Winners and Losers from the weekend: Bayern humiliate Barcelona as English teams crash out
Our round-up of the highs and lows from another weekend of sporting action
This weekend’s sport saw both Manchester sides crash out of Europe, with another European giant finding themselves completely humiliated.
Elsewhere, a snooker player backed up a contentious interview with another masterclass, while an F1 driver returned to winning ways.
Here are the weekend’s winners and losers…
Bayern Munich & Robert Lewandowski
While the 8-2 scoreline on Friday evening game the game a farcical feel, few eyebrows were truly raised by Bayern heavily beating a below-par Barcelona side. The German champions have dominated virtually every game they’ve taken part in since the Bundesliga restarted back in May. Their record now reads 13 wins in 13 games, with 45 goals scored.
In Robert Lewandowski, Bayern have the world’s most in-form striker. While he may not possess the game-changing genius of a Lionel Messi or Cristiano Ronaldo when they were his age (31), he doesn’t need the team to be tailored around him in quite the same way either. He fills the role of a traditional number nine at a level no-one else in world football can match right now. He has scored 54 goals this season and must be devastated that France Football have decided not to award the Ballon d’Or this year.
Ronnie O’ Sullivan
Early in this year’s World Snooker Championships O’Sullivan caused controversy in an interview, suggesting that the younger players coming through the ranks were barely of amateur standard.

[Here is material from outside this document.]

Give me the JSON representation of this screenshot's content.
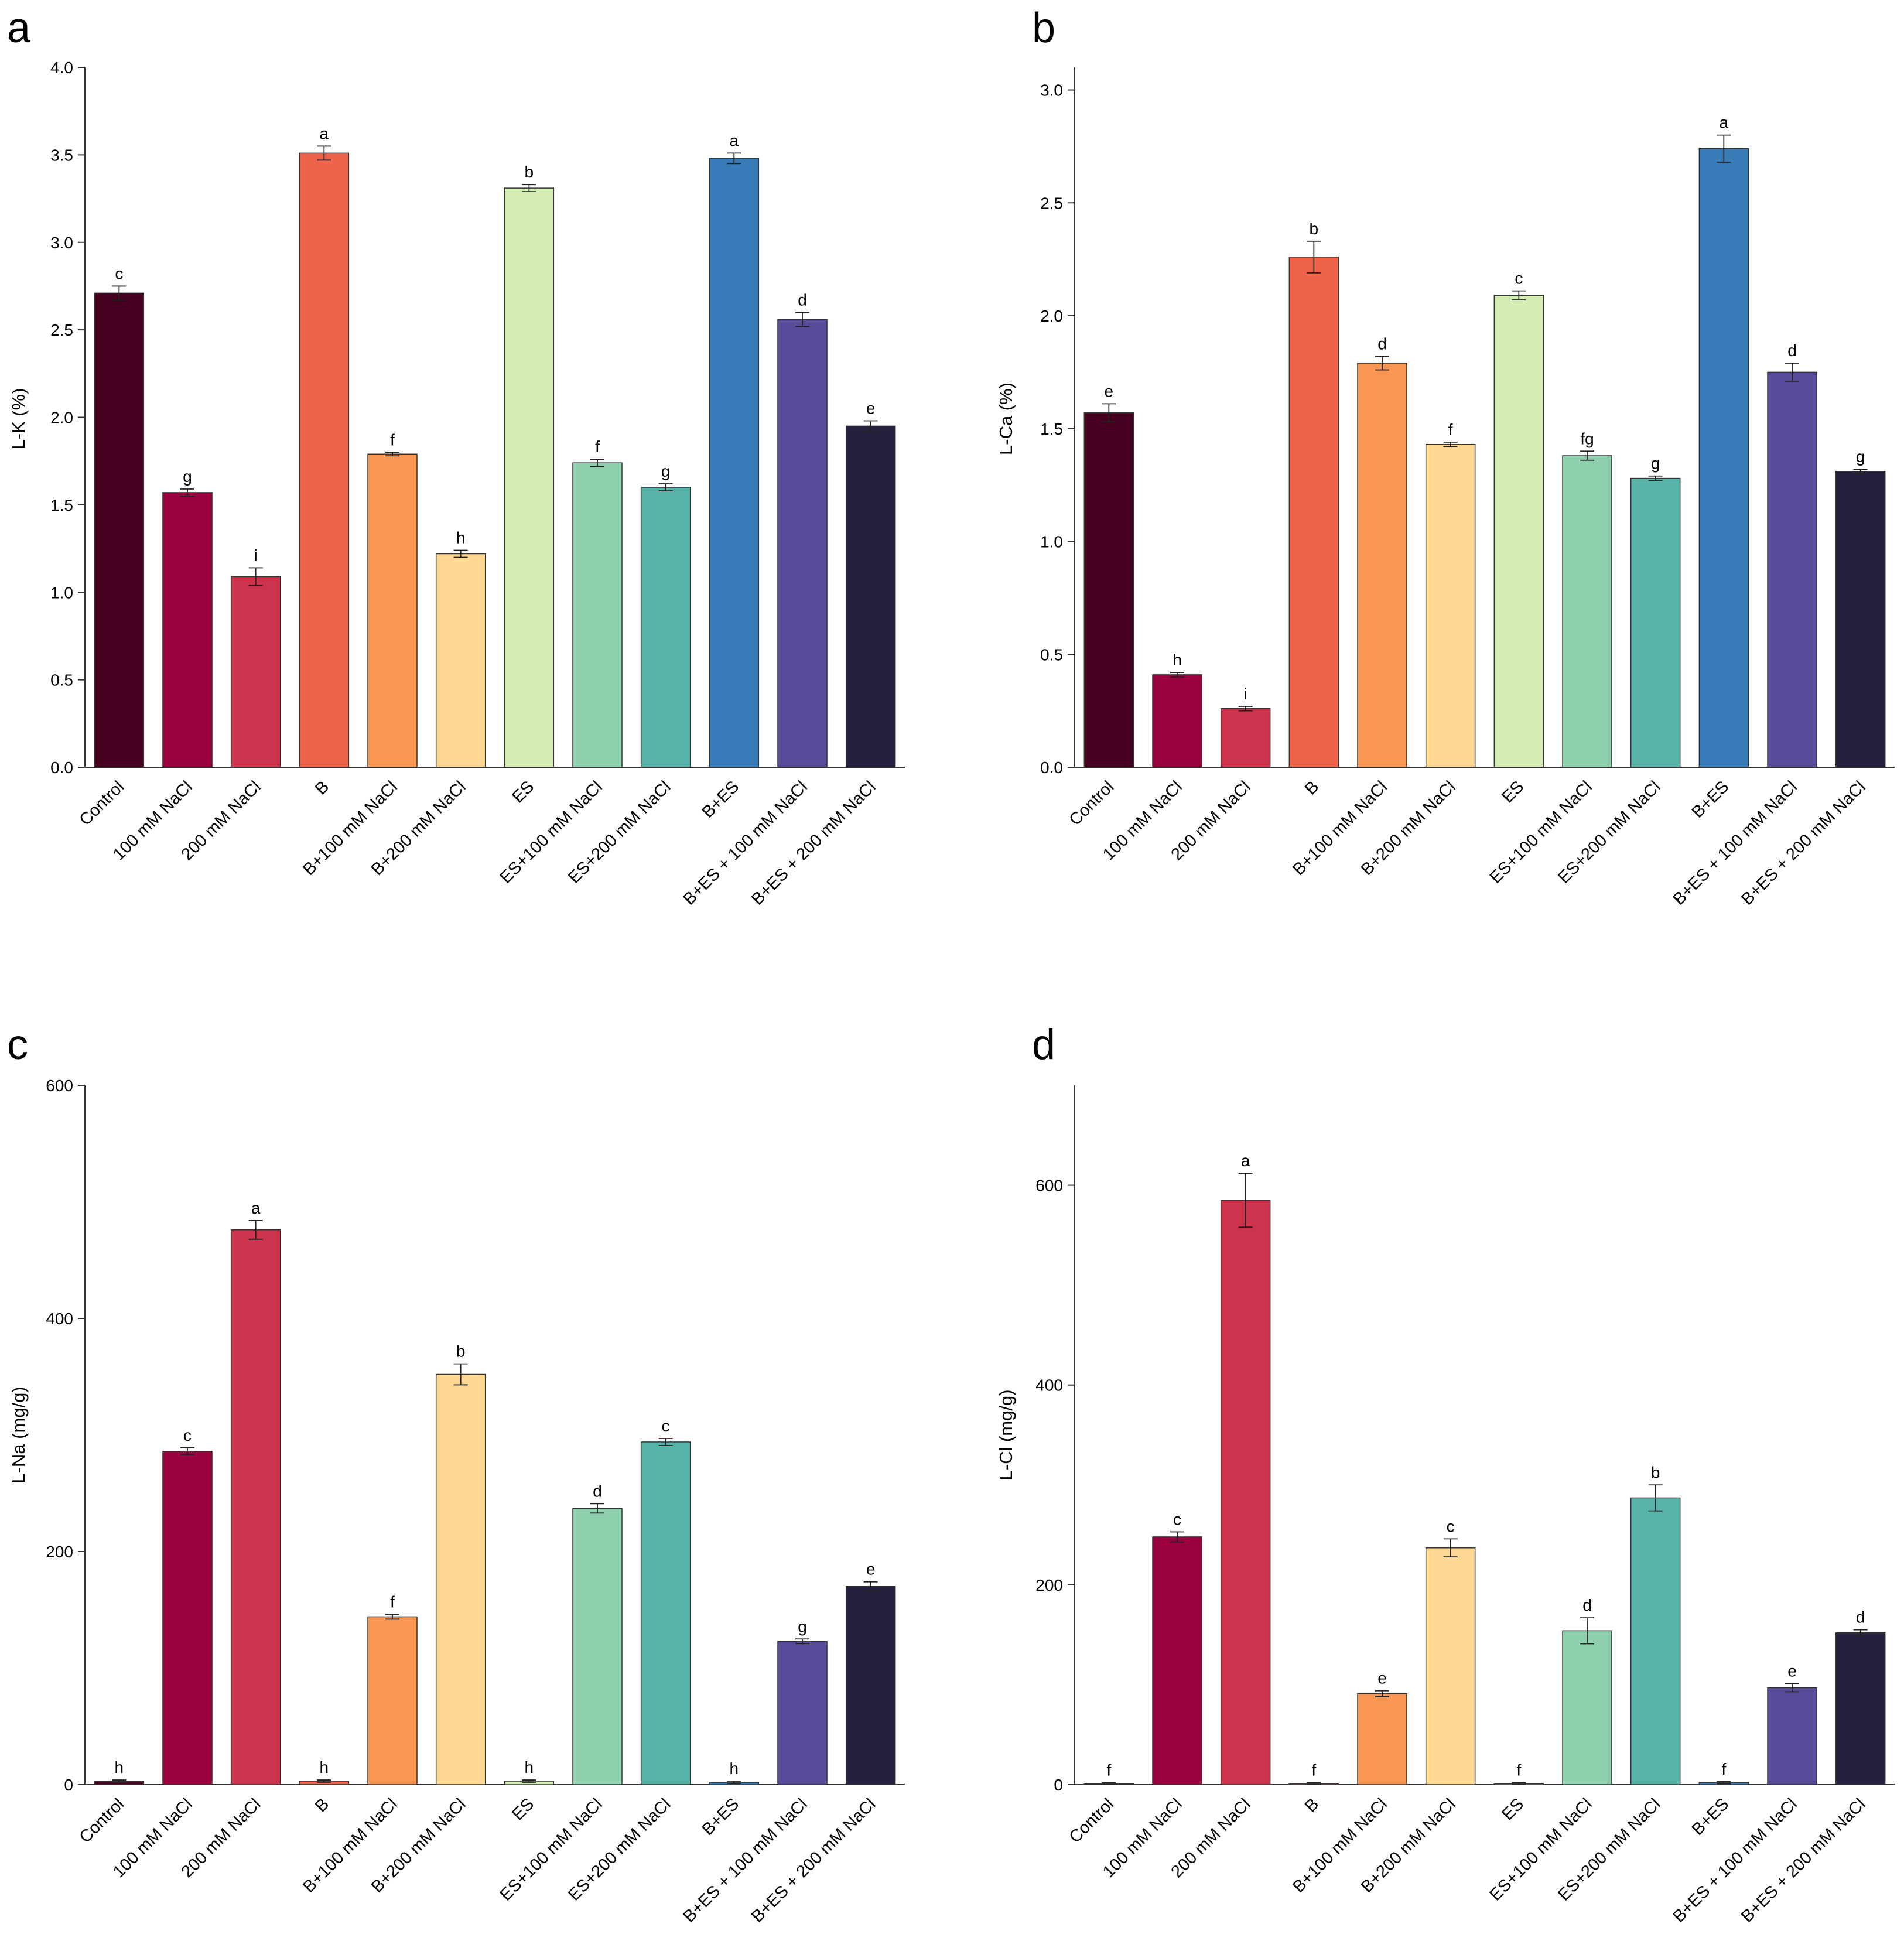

The thing is, when you’re Ronnie O’Sullivan and you’re playing your very best snooker, you can make almost any other player look like an amateur. He is simply in a class of his own, perhaps the finest the sport has seen, with Stephen Hendry the only other player who could lay claim to that title.

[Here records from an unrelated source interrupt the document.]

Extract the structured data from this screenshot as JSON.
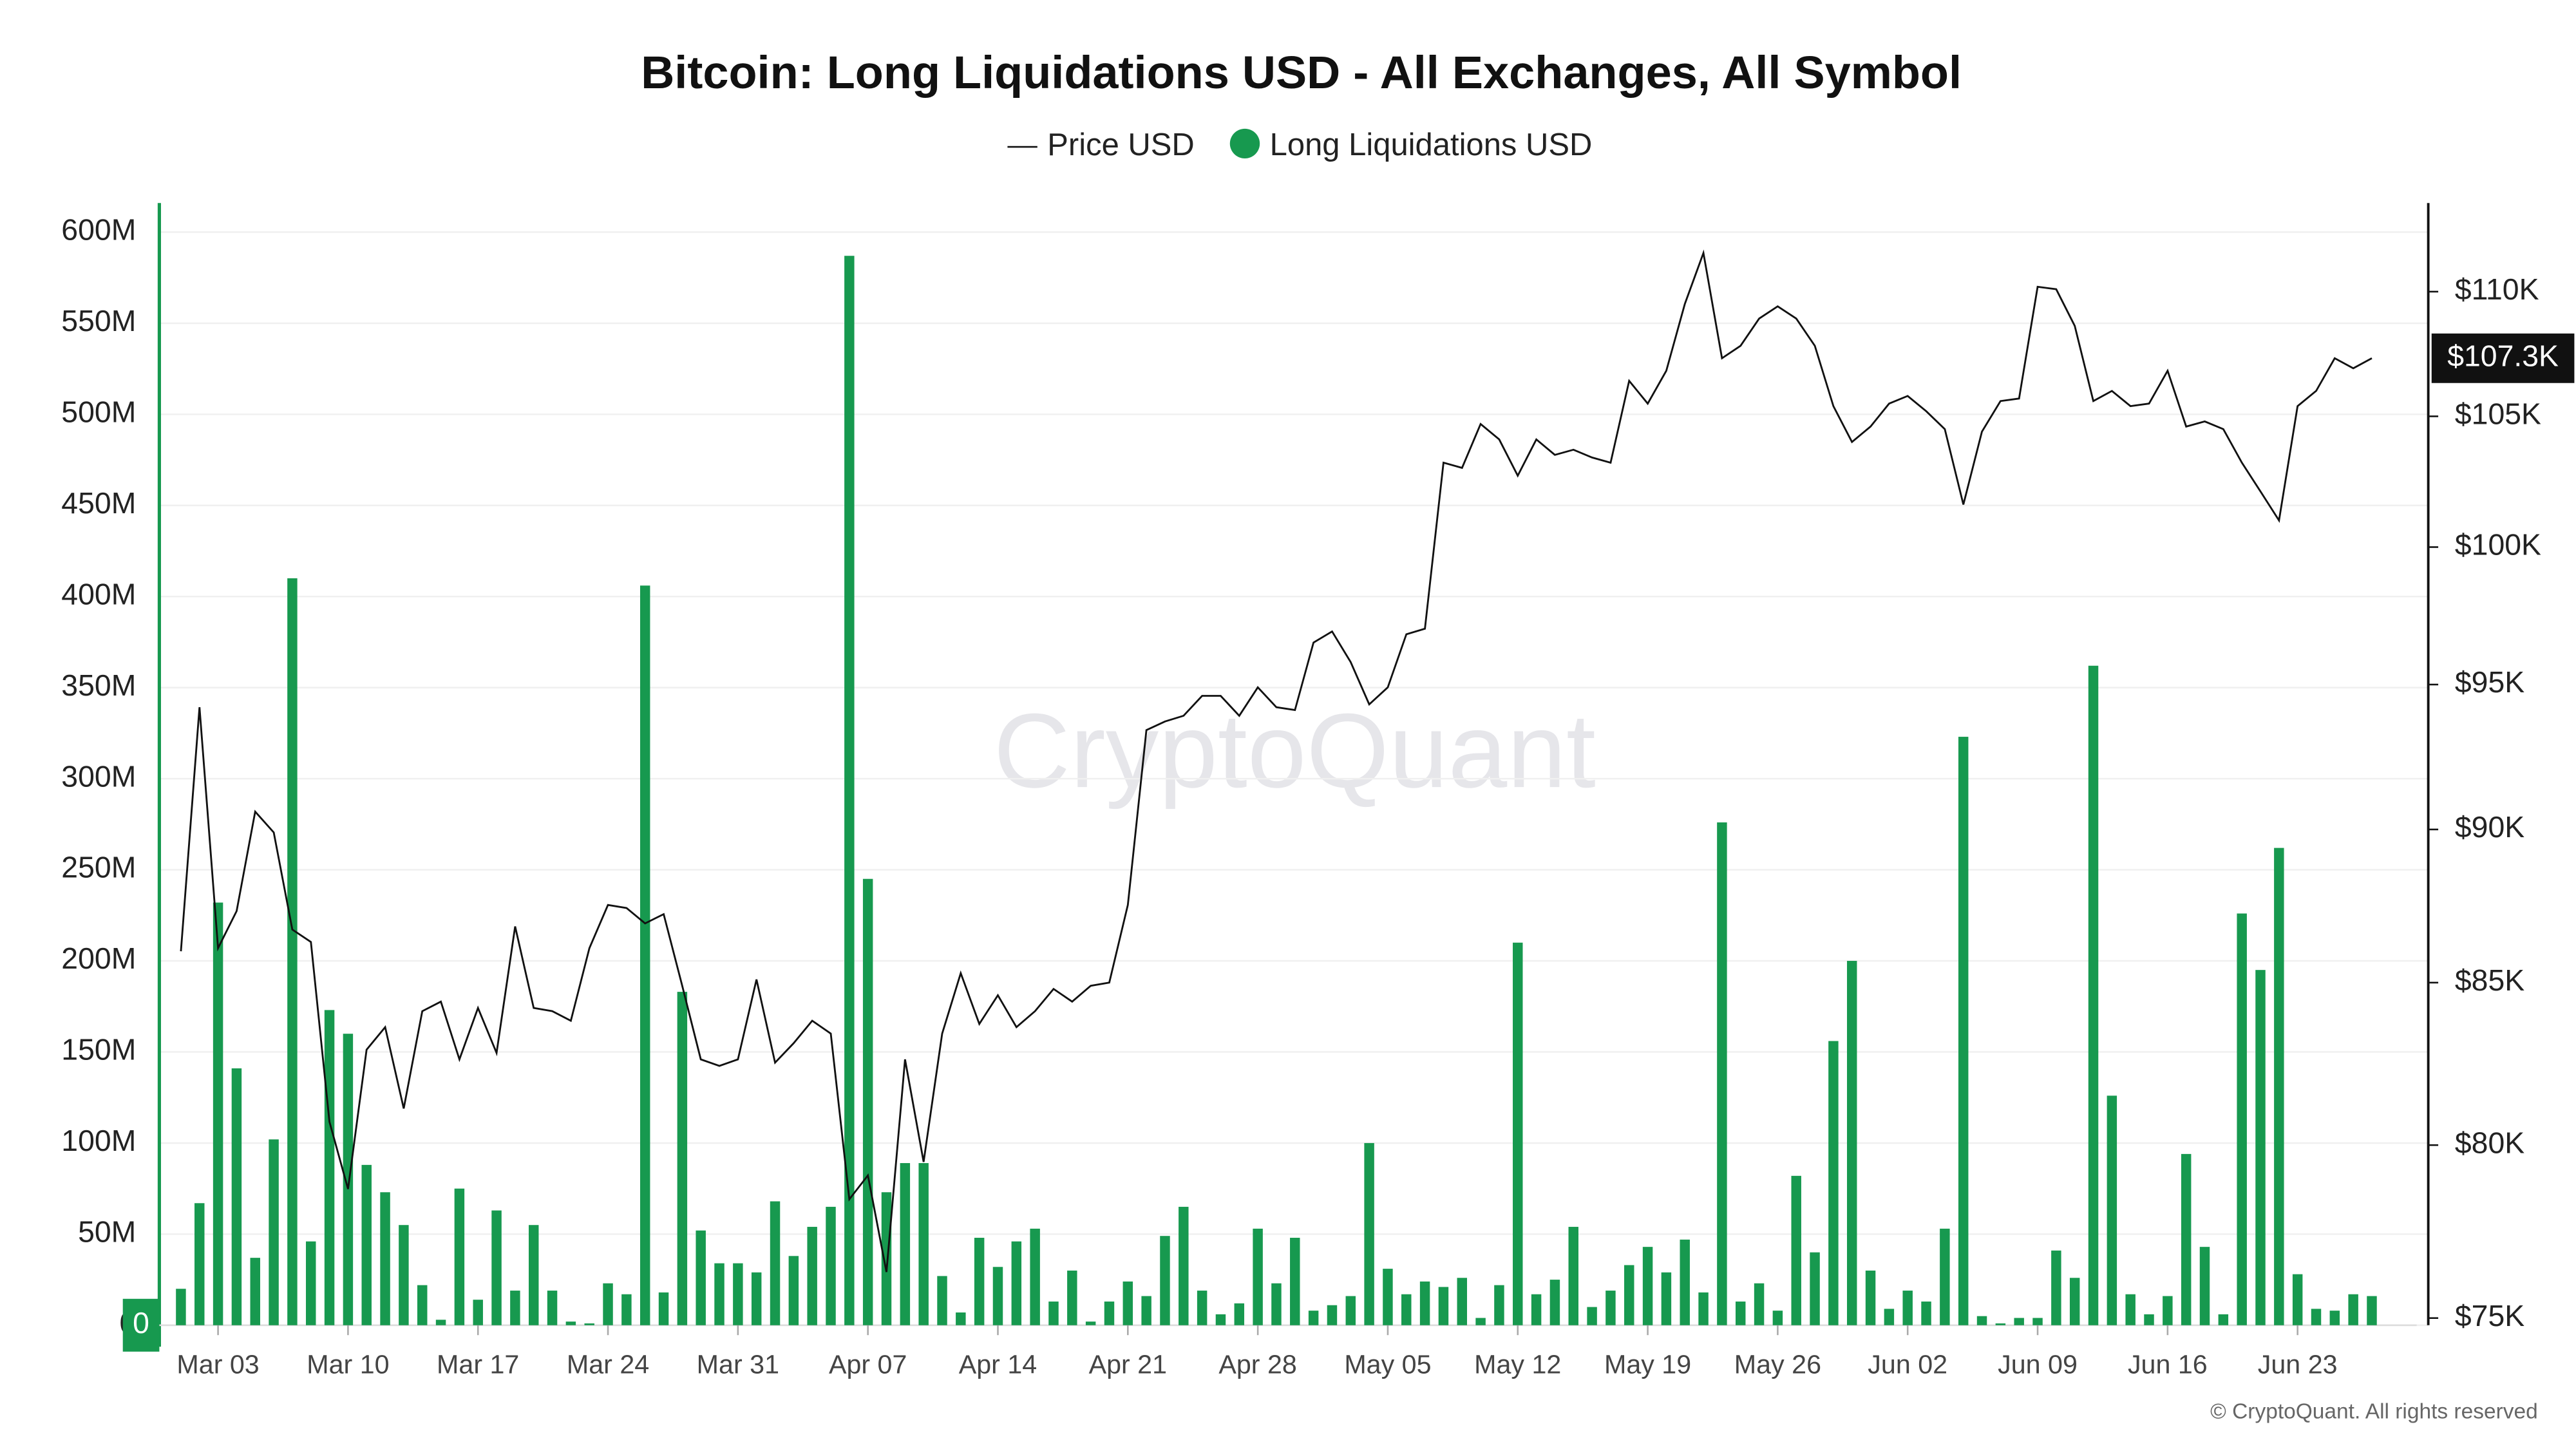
{
  "chart_data": {
    "type": "bar",
    "title": "Bitcoin: Long Liquidations USD - All Exchanges, All Symbol",
    "watermark": "CryptoQuant",
    "footer": "© CryptoQuant. All rights reserved",
    "current_price_label": "$107.3K",
    "categories": [
      null,
      null,
      "Mar 03",
      null,
      null,
      null,
      null,
      null,
      null,
      "Mar 10",
      null,
      null,
      null,
      null,
      null,
      null,
      "Mar 17",
      null,
      null,
      null,
      null,
      null,
      null,
      "Mar 24",
      null,
      null,
      null,
      null,
      null,
      null,
      "Mar 31",
      null,
      null,
      null,
      null,
      null,
      null,
      "Apr 07",
      null,
      null,
      null,
      null,
      null,
      null,
      "Apr 14",
      null,
      null,
      null,
      null,
      null,
      null,
      "Apr 21",
      null,
      null,
      null,
      null,
      null,
      null,
      "Apr 28",
      null,
      null,
      null,
      null,
      null,
      null,
      "May 05",
      null,
      null,
      null,
      null,
      null,
      null,
      "May 12",
      null,
      null,
      null,
      null,
      null,
      null,
      "May 19",
      null,
      null,
      null,
      null,
      null,
      null,
      "May 26",
      null,
      null,
      null,
      null,
      null,
      null,
      "Jun 02",
      null,
      null,
      null,
      null,
      null,
      null,
      "Jun 09",
      null,
      null,
      null,
      null,
      null,
      null,
      "Jun 16",
      null,
      null,
      null,
      null,
      null,
      null,
      "Jun 23",
      null,
      null,
      null,
      null
    ],
    "series": [
      {
        "name": "Price USD",
        "type": "line",
        "axis": "y2",
        "color": "#111111",
        "values": [
          86000,
          94200,
          86100,
          87300,
          90600,
          89900,
          86700,
          86300,
          80700,
          78700,
          82900,
          83600,
          81100,
          84100,
          84400,
          82600,
          84200,
          82800,
          86800,
          84200,
          84100,
          83800,
          86100,
          87500,
          87400,
          86900,
          87200,
          84900,
          82600,
          82400,
          82600,
          85100,
          82500,
          83100,
          83800,
          83400,
          78400,
          79100,
          76300,
          82600,
          79500,
          83400,
          85300,
          83700,
          84600,
          83600,
          84100,
          84800,
          84400,
          84900,
          85000,
          87500,
          93400,
          93700,
          93900,
          94600,
          94600,
          93900,
          94900,
          94200,
          94100,
          96500,
          96900,
          95800,
          94300,
          94900,
          96800,
          97000,
          103200,
          103000,
          104700,
          104100,
          102700,
          104100,
          103500,
          103700,
          103400,
          103200,
          106400,
          105500,
          106800,
          109500,
          111600,
          107300,
          107800,
          108900,
          109400,
          108900,
          107800,
          105400,
          104000,
          104600,
          105500,
          105800,
          105200,
          104500,
          101600,
          104400,
          105600,
          105700,
          110200,
          110100,
          108600,
          105600,
          106000,
          105400,
          105500,
          106800,
          104600,
          104800,
          104500,
          103200,
          102100,
          101000,
          105400,
          106000,
          107300,
          106900,
          107300
        ]
      },
      {
        "name": "Long Liquidations USD",
        "type": "bar",
        "color": "#17994f",
        "values": [
          20000000,
          67000000,
          232000000,
          141000000,
          37000000,
          102000000,
          410000000,
          46000000,
          173000000,
          160000000,
          88000000,
          73000000,
          55000000,
          22000000,
          3000000,
          75000000,
          14000000,
          63000000,
          19000000,
          55000000,
          19000000,
          2000000,
          1000000,
          23000000,
          17000000,
          406000000,
          18000000,
          183000000,
          52000000,
          34000000,
          34000000,
          29000000,
          68000000,
          38000000,
          54000000,
          65000000,
          587000000,
          245000000,
          73000000,
          89000000,
          89000000,
          27000000,
          7000000,
          48000000,
          32000000,
          46000000,
          53000000,
          13000000,
          30000000,
          2000000,
          13000000,
          24000000,
          16000000,
          49000000,
          65000000,
          19000000,
          6000000,
          12000000,
          53000000,
          23000000,
          48000000,
          8000000,
          11000000,
          16000000,
          100000000,
          31000000,
          17000000,
          24000000,
          21000000,
          26000000,
          4000000,
          22000000,
          210000000,
          17000000,
          25000000,
          54000000,
          10000000,
          19000000,
          33000000,
          43000000,
          29000000,
          47000000,
          18000000,
          276000000,
          13000000,
          23000000,
          8000000,
          82000000,
          40000000,
          156000000,
          200000000,
          30000000,
          9000000,
          19000000,
          13000000,
          53000000,
          323000000,
          5000000,
          1000000,
          4000000,
          4000000,
          41000000,
          26000000,
          362000000,
          126000000,
          17000000,
          6000000,
          16000000,
          94000000,
          43000000,
          6000000,
          226000000,
          195000000,
          262000000,
          28000000,
          9000000,
          8000000,
          17000000,
          16000000
        ]
      }
    ],
    "ylim": [
      0,
      616000000
    ],
    "yticks": [
      0,
      {
        "value": 50000000,
        "label": "50M"
      },
      {
        "value": 100000000,
        "label": "100M"
      },
      {
        "value": 150000000,
        "label": "150M"
      },
      {
        "value": 200000000,
        "label": "200M"
      },
      {
        "value": 250000000,
        "label": "250M"
      },
      {
        "value": 300000000,
        "label": "300M"
      },
      {
        "value": 350000000,
        "label": "350M"
      },
      {
        "value": 400000000,
        "label": "400M"
      },
      {
        "value": 450000000,
        "label": "450M"
      },
      {
        "value": 500000000,
        "label": "500M"
      },
      {
        "value": 550000000,
        "label": "550M"
      },
      {
        "value": 600000000,
        "label": "600M"
      }
    ],
    "y2lim": [
      74800,
      113700
    ],
    "y2scale": "log",
    "y2ticks": [
      {
        "value": 75000,
        "label": "$75K"
      },
      {
        "value": 80000,
        "label": "$80K"
      },
      {
        "value": 85000,
        "label": "$85K"
      },
      {
        "value": 90000,
        "label": "$90K"
      },
      {
        "value": 95000,
        "label": "$95K"
      },
      {
        "value": 100000,
        "label": "$100K"
      },
      {
        "value": 105000,
        "label": "$105K"
      },
      {
        "value": 110000,
        "label": "$110K"
      }
    ],
    "grid": true,
    "legend": "top"
  }
}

In beating Kyren Wilson, O’Sullivan now has six world titles, while Stephen Hendry won seven. Though he claims that breaking records is not what motivates him, it would be no surprise to see O’Sullivan match or surpass that figure.
Another race, another pole position and another unerringly excellent drive from the Englishman. You need only look at the point differential between Hamilton and fellow McLaren driver Valtteri Bottas to see the difference a brilliant driver can make.
In Sunday’s Spanish Grand Prix, Bottas’ mistake on Turn One saw him drop down to fourth, with a motivated Max Verstappen ensuring the Fin could not regain his starting position.
Whether he’s not aggressive enough as a driver, or unable to match Hamilton’s sharp instincts and levels of concentration, the 43-point gap between Bottas and Hamilton tells you just how good the latter is.
Manchester City & Pep Guardiola
A disappointing end to a disappointing season. Man City’s flaws have been on display for all to see this year and we should not be surprised to see them exploited once more. Losing to Lyon means they’ve been eliminated from the Champions League in the quarter-finals for the third year running, despite going in to each of those matches as the favourites.
Pep Guardiola hasn’t made it the final of the competition for nine years now, spanning his final year at Barcelona, plus his entire stints at Bayern Munich and Man City. His tactics once more came into question on Saturday following an insipid first-half display. While Guardiola is not responsible for Sterling’s terrible miss, as an elite manager at elite clubs, more will always be expected of him.
Lyon can now be definitively labelled a ‘bogey’ team for City too. Three meetings over the last two seasons have resulted in two wins for the French side and one draw. They may have only finished seventh in Ligue 1, but they seem to have City’s measure.
Is qualifying for the Champions League enough for Man Utd to consider the season a success? At times it seems that way, with Ole Gunnar Solskjaer afforded a level of patience that only a club legend seems likely to receive.
Three semi-final exits suggest they are not far away from winning a trophy, but it equally suggests a side lacking a certain will and way to win in the very biggest matches.
Against Sevilla, Utd spurned a series of chances to win, with Anthony Martial particularly guilty here. As a right-back usually noted for his defensive solidity Aaron Wan-Bissaka’s performance was concerning too, partially to blame for both Sevilla goals. Is he simply burned out from a long season, or were his limitations exposed by the Spanish side?
Their reliance on Bruno Fernandes means more creative talent is needed, while another top-class centre-back to play alongside Harry Maguire almost goes without saying at this point. Or they could just spend all summer and all of their money chasing Jadon Sancho.
The numbers tell you almost all you need to know here, starting with that 8-2 scoreline.
This was Barcelona’s first loss by a six-goal margin since 1951.
It was the first time they have conceded eight goals since 1946.
It’s the fourth time in five seasons Barcelona have exited the Champions League in the quarter-finals
Two of the eight goals against them were scored by their own on-loan player.
Their star player and best player is now 33-years-old and incapable of doing it all by himself.
And finally, a reminder that they paid €18 million for Martin Braithwaite in January.